The next night we arrived at the restaurant. “Welcome. We need to see your proof of vaccination and photo ID.”
My proof of vaccination is on my iPhone filed in ‘Photos.’
“Jan, my glasses are all steamed up! I can’t find the ‘Photos’ icon on my iPhone.”
Five minutes passed. The line of diners stretches out the door. They are becoming restless as I scroll through thousands of photos on my iPhone looking for my proof of vaccination. Damn it is in here somewhere! I have photos of me crawling underneath the dining room table smacking my head trying to find missing jigsaw puzzle pieces, the selfie I took with a red sticky overtop my left eye before they took me into the operating room for cataract surgery, and numerous grainy photographs of, well, nothing taken when I sat down with my iPhone in my back pocket!
Finally! I found my proof of vaccination. Then, I fumbled through my wallet for my photo ID — my drivers license. The restaurant host quickly glanced at the photograph and double over in laughter!
At the table the waiter introduced himself: “Hi. I am Cory. I’ll be your waiter tonight.” (I thought to myself: I am seated at a steak house, you are wearing a floor-length white apron, you have a notebook tucked in your apron string, and a corkscrew— and you tell me you you’re going to be my waiter? And all along I thought you were a Rotor-Rooter technician!)
If you think I had difficulties using my iPhone to enter the restaurant — well that was just the beginning. The Covid Cops disposed with paper menus. Now to see a menu you hover your iPhone overtop a ‘QR Code’ — which looks like the black and white blob your grandchildren painted that is taped on your refrigerator door. I knew right away that I was going to be in a pickle trying to order my meal.
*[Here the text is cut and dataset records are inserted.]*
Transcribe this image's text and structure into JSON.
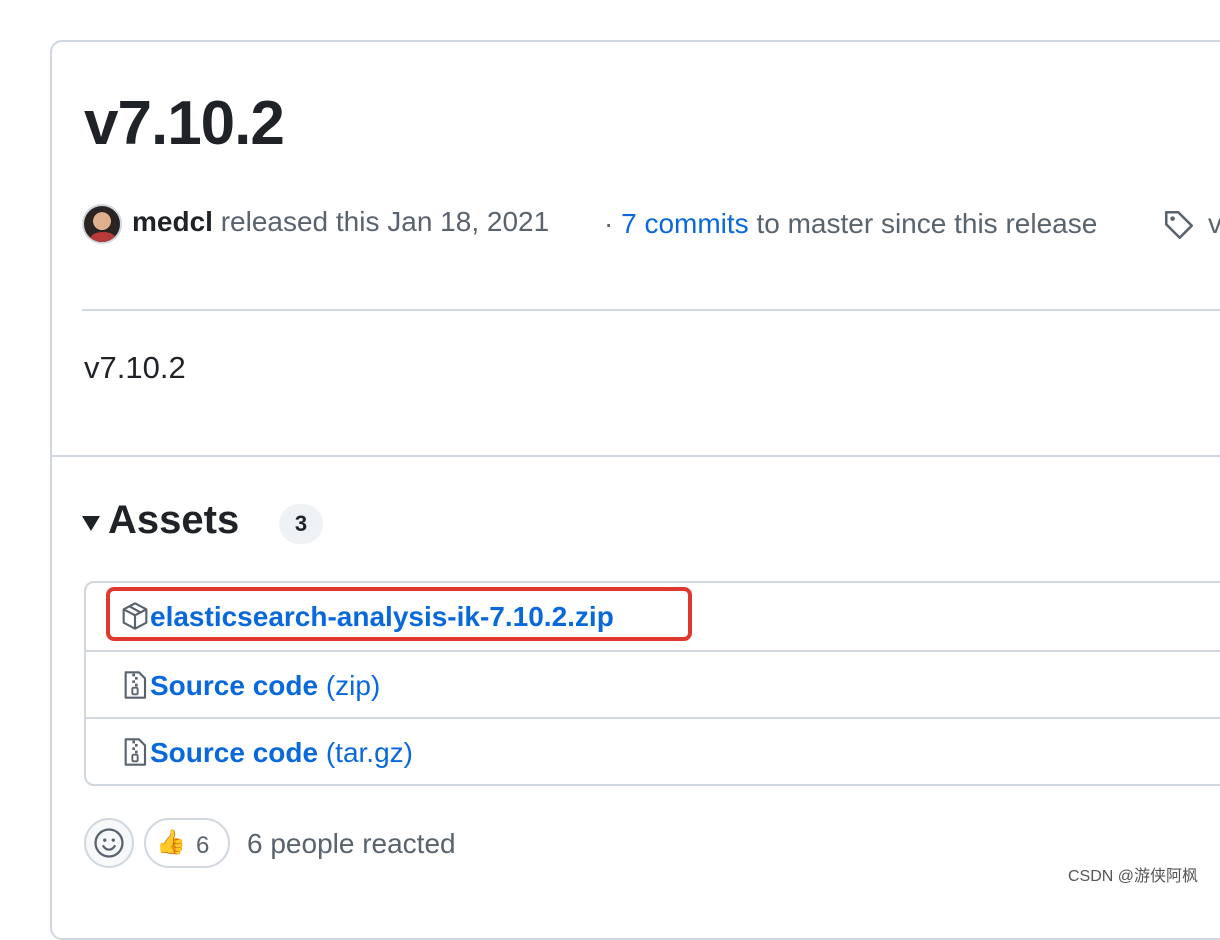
{
  "release": {
    "title": "v7.10.2",
    "author": "medcl",
    "released_text": " released this Jan 18, 2021",
    "commits_prefix": "· ",
    "commits_link": "7 commits",
    "commits_suffix": " to master since this release",
    "tag_label": "v",
    "body": "v7.10.2"
  },
  "assets": {
    "title": "Assets",
    "count": "3",
    "items": [
      {
        "name": "elasticsearch-analysis-ik-7.10.2.zip",
        "suffix": "",
        "icon": "package-icon"
      },
      {
        "name": "Source code",
        "suffix": " (zip)",
        "icon": "file-zip-icon"
      },
      {
        "name": "Source code",
        "suffix": " (tar.gz)",
        "icon": "file-zip-icon"
      }
    ]
  },
  "reactions": {
    "thumbs_emoji": "👍",
    "thumbs_count": "6",
    "summary": "6 people reacted"
  },
  "watermark": "CSDN @游侠阿枫",
  "colors": {
    "link": "#0969da",
    "border": "#d0d7de",
    "highlight": "#e0372f",
    "muted": "#59636e"
  }
}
“Gary, simmer down. We can order using my iPhone.”
“Jan, what happened to Cory the guy who said he’d be our waiter tonight? He’s been replaced by a QR Code?”
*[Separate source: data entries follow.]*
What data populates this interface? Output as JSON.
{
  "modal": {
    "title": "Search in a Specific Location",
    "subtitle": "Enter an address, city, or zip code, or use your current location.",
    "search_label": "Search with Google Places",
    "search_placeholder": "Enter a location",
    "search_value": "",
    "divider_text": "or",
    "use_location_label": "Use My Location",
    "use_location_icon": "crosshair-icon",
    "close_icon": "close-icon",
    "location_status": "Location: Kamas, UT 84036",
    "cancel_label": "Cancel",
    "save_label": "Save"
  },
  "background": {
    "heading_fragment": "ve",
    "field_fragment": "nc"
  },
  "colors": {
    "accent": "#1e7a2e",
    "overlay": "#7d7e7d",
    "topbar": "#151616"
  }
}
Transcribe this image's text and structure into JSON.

“Gary, Cory will be back soon to make sure we connected to the restaurant menu and if we have any questions.”
“Yeah, I’ve got a question: “Cory bring me a real menu with dried chipotle sauce stains on it. That’s part of the ambiance at a restaurant! What kind of half-baked idea is an online menu?”
We were enjoying our meal. “Jan, please call my iPhone.”
“Gary, why on earth would I call your iPhone? You are sitting maybe two feet in front of me?”
“Dear, I’d like to order another glass of wine but I need to find my iPhone so I can find the QR Code. I also can’t find my glasses and keys — but they can wait until later.”
Cory did show up asking that question every waiter asks, “So, are we enjoying the first few bites?”
“Cory, do you mean bites of food? Or the number of bytes my iPhone chewed up ordering my seafood linguini?”
At the end of the night Cory brought our bill. He had pencilled a happy face below his name. Or maybe it was Rotor-Rooter plumbers wrench!